Uzun yıllardır vergiyle uğraşan her kesimin diline pelesenk olmuş “Vergilendirilmiş Kazanç Kutsaldır” Maliye atasözünün yıllar sonra “Sadeleştirilmiş Vergi Kutsaldır” olarak evrilmesinin birçok nedeni var…
Bu söz ilk defa 1971 yılında, Gelirler Kontrolörlüğü Başkanlığı’nı kuran, yurtdışında büyükelçiliklerde Maliye Müşaviri olarak hizmet veren, Baş Hesap Uzmanı rahmetli Erdoğan Nirun Üstad tarafından kullanılmış ve o zamandan beri tüm vergi dairelerinin en dikkat çeken yerlerine yazılmıştır.
Vergilendirilmiş Kazanç her zaman kutsaldır tabi, ancak şuan ki vergilendirme sistemimiz o kadar karmaşık ki, kazançlarla vergiler, vergilerden kazançlar hangi vergi nerde ne zaman hangi torba da ne vardı nasıl beyan edilecek ti derken torba kanunlar dünyasında vergilendirme yönümüzü kaybettik…
Vergilere kısa bir bakış: Dolaylı-dolaysız vergiler;
Dolaylı Vergiler; Yansıtılması kolay vergilerdir. Vergiyi yüklenen ile vergi dairesine karşı mükellef olan kişiler birbirinden ayrılır. Katma değer vergisi (KDV), Damga Vergisi, Özel tüketim vergisi (ÖTV), gümrük vergileri, banka ve sigorta muameleleri vergisi (BSMV), Özel İletişim Vergisi (ÖİV), Dijital Hizmet Vergisi, Turizm Payı ve son olarak Konaklama Vergisi, dolaylı vergiler içerisinde yer almaktadır. Dolaylı Vergiler Kazanç veya gelir yerine, harcamalar üzerinden alınırlar.
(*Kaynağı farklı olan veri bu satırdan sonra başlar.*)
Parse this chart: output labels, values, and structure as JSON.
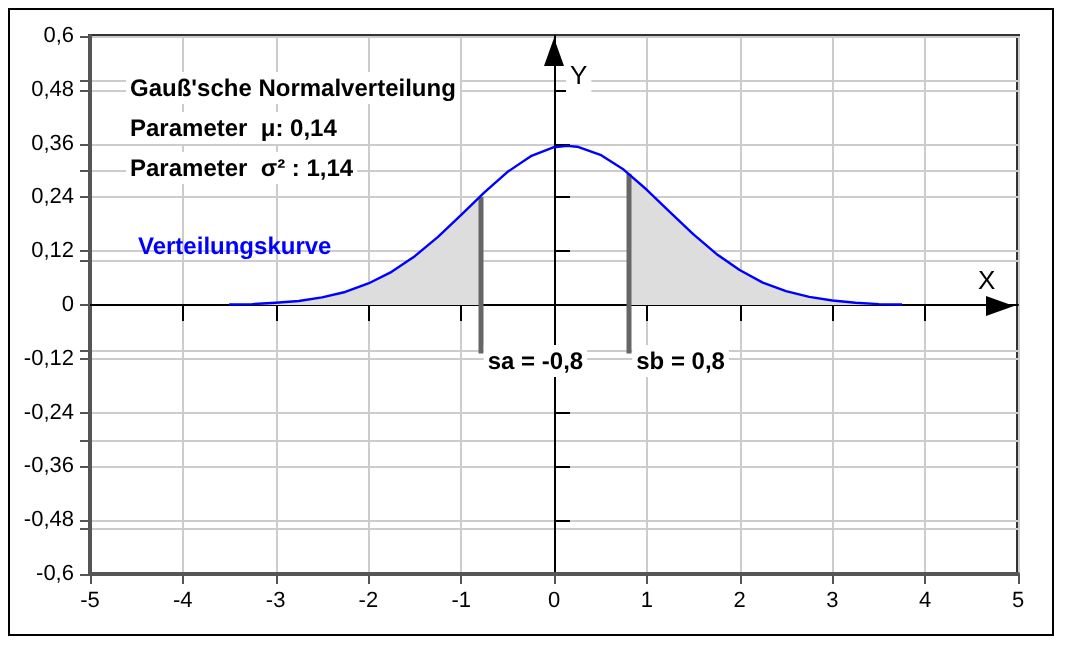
{
  "chart_data": {
    "type": "line",
    "xlabel": "X",
    "ylabel": "Y",
    "annotations": [
      "Gauß'sche Normalverteilung",
      "Parameter  μ: 0,14",
      "Parameter  σ² : 1,14"
    ],
    "series": [
      {
        "type": "area",
        "color": "#dddddd",
        "x": [
          -3.5,
          -3.25,
          -3,
          -2.75,
          -2.5,
          -2.25,
          -2,
          -1.75,
          -1.5,
          -1.25,
          -1,
          -0.8
        ],
        "values": [
          0.001,
          0.002,
          0.005,
          0.009,
          0.017,
          0.029,
          0.048,
          0.074,
          0.109,
          0.152,
          0.201,
          0.241
        ]
      },
      {
        "type": "area",
        "color": "#dddddd",
        "x": [
          0.8,
          1,
          1.25,
          1.5,
          1.75,
          2,
          2.25,
          2.5,
          2.75,
          3,
          3.25,
          3.5,
          3.75
        ],
        "values": [
          0.293,
          0.257,
          0.207,
          0.158,
          0.114,
          0.078,
          0.05,
          0.031,
          0.018,
          0.01,
          0.005,
          0.002,
          0.001
        ]
      },
      {
        "name": "Verteilungskurve",
        "color": "#0000ff",
        "x": [
          -3.5,
          -3.25,
          -3,
          -2.75,
          -2.5,
          -2.25,
          -2,
          -1.75,
          -1.5,
          -1.25,
          -1,
          -0.8,
          -0.75,
          -0.5,
          -0.25,
          0,
          0.14,
          0.25,
          0.5,
          0.75,
          0.8,
          1,
          1.25,
          1.5,
          1.75,
          2,
          2.25,
          2.5,
          2.75,
          3,
          3.25,
          3.5,
          3.75
        ],
        "values": [
          0.001,
          0.002,
          0.005,
          0.009,
          0.017,
          0.029,
          0.048,
          0.074,
          0.109,
          0.152,
          0.201,
          0.241,
          0.251,
          0.297,
          0.332,
          0.352,
          0.355,
          0.353,
          0.335,
          0.302,
          0.293,
          0.257,
          0.207,
          0.158,
          0.114,
          0.078,
          0.05,
          0.031,
          0.018,
          0.01,
          0.005,
          0.002,
          0.001
        ]
      }
    ],
    "ref_lines": [
      {
        "axis": "x",
        "value": -0.8,
        "label": "sa = -0,8",
        "color": "#666666"
      },
      {
        "axis": "x",
        "value": 0.8,
        "label": "sb = 0,8",
        "color": "#666666"
      }
    ],
    "xlim": [
      -5,
      5
    ],
    "xticks": [
      -5,
      -4,
      -3,
      -2,
      -1,
      0,
      1,
      2,
      3,
      4,
      5
    ],
    "ylim": [
      -0.6,
      0.6
    ],
    "yticks": [
      {
        "value": -0.6,
        "label": "-0,6"
      },
      {
        "value": -0.48,
        "label": "-0,48"
      },
      {
        "value": -0.36,
        "label": "-0,36"
      },
      {
        "value": -0.24,
        "label": "-0,24"
      },
      {
        "value": -0.12,
        "label": "-0,12"
      },
      {
        "value": 0,
        "label": "0"
      },
      {
        "value": 0.12,
        "label": "0,12"
      },
      {
        "value": 0.24,
        "label": "0,24"
      },
      {
        "value": 0.36,
        "label": "0,36"
      },
      {
        "value": 0.48,
        "label": "0,48"
      },
      {
        "value": 0.6,
        "label": "0,6"
      }
    ],
    "grid": true,
    "legend": "top left",
    "marker": "none",
    "line_style": "solid"
  }
}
Dolaysız vergiler; Kişilerin gelir veya kazançları üzerinden alınan vergilerdir. Gelir vergisi, kurumlar vergisi dolaysız veya doğrudan vergilere örnektir.
KARMAŞIK VERGİLENDİRME SÜREÇLERİ;
1- Katma Değer Vergisi Kanunu (KDV);
Karmaşıklığı ve sadeleştirme önerileri
1985 yılından bu zamana kadar uygulanan KDV Kanunu’nda; 60’dan fazla ayrı kanun ile ilave düzenlemeler yapılmış, 123 adet tebliğ yayınlanmış daha sonra bu tebliğler 2014 yılında tek tebliğde birleştirilmiş ancak bu da yetmemiş bu tebliğe ilave 39 tebliğ daha çıkartılmış (toplamı 162 adet tebliğ) ayrıca 68 adet sirküler yayınlanmış, bunlara rağmen birçok mükellef KDV ile ilgili tereddüt ettiği konularda on binlerce özelge almak durumunda kalmıştır. Bir başka ifadeyle KDV için 37 yılda toplam 290 ayrı düzenleme ile yılda ortalama 12 kanun / tebliğ veya sirküler yayınlanmıştır. Yani 37 yılda neredeyse her ay KDV’de bir değişiklik olmuş diyebiliriz.
Peki, ortalama her ay değişen bu düzenlemeler ile KDV’de neler değişiyor; şüphesiz en çok yapılan değişiklik KDV oranları ile istisna düzenlemeleri yapılan değişiklerin başında gelirken son dönemlerde KDV tevkifatında çok fazla düzenleme yapıldığı görülmektedir. Öyle ki şuan neredeyse uygulanmayan tevkifat oranı yok denecek kadar çok!! 2/10’dan tutunda 9/10’a kadar tevkifat oranları mevcut. (2/10-3/10-4/10-5/10-/7/10-/9/10) yani arada bir tek 6/10 ile 8/10 oranında tevkifat yok. Bunlarda olsa tam olacak diyebiliriz.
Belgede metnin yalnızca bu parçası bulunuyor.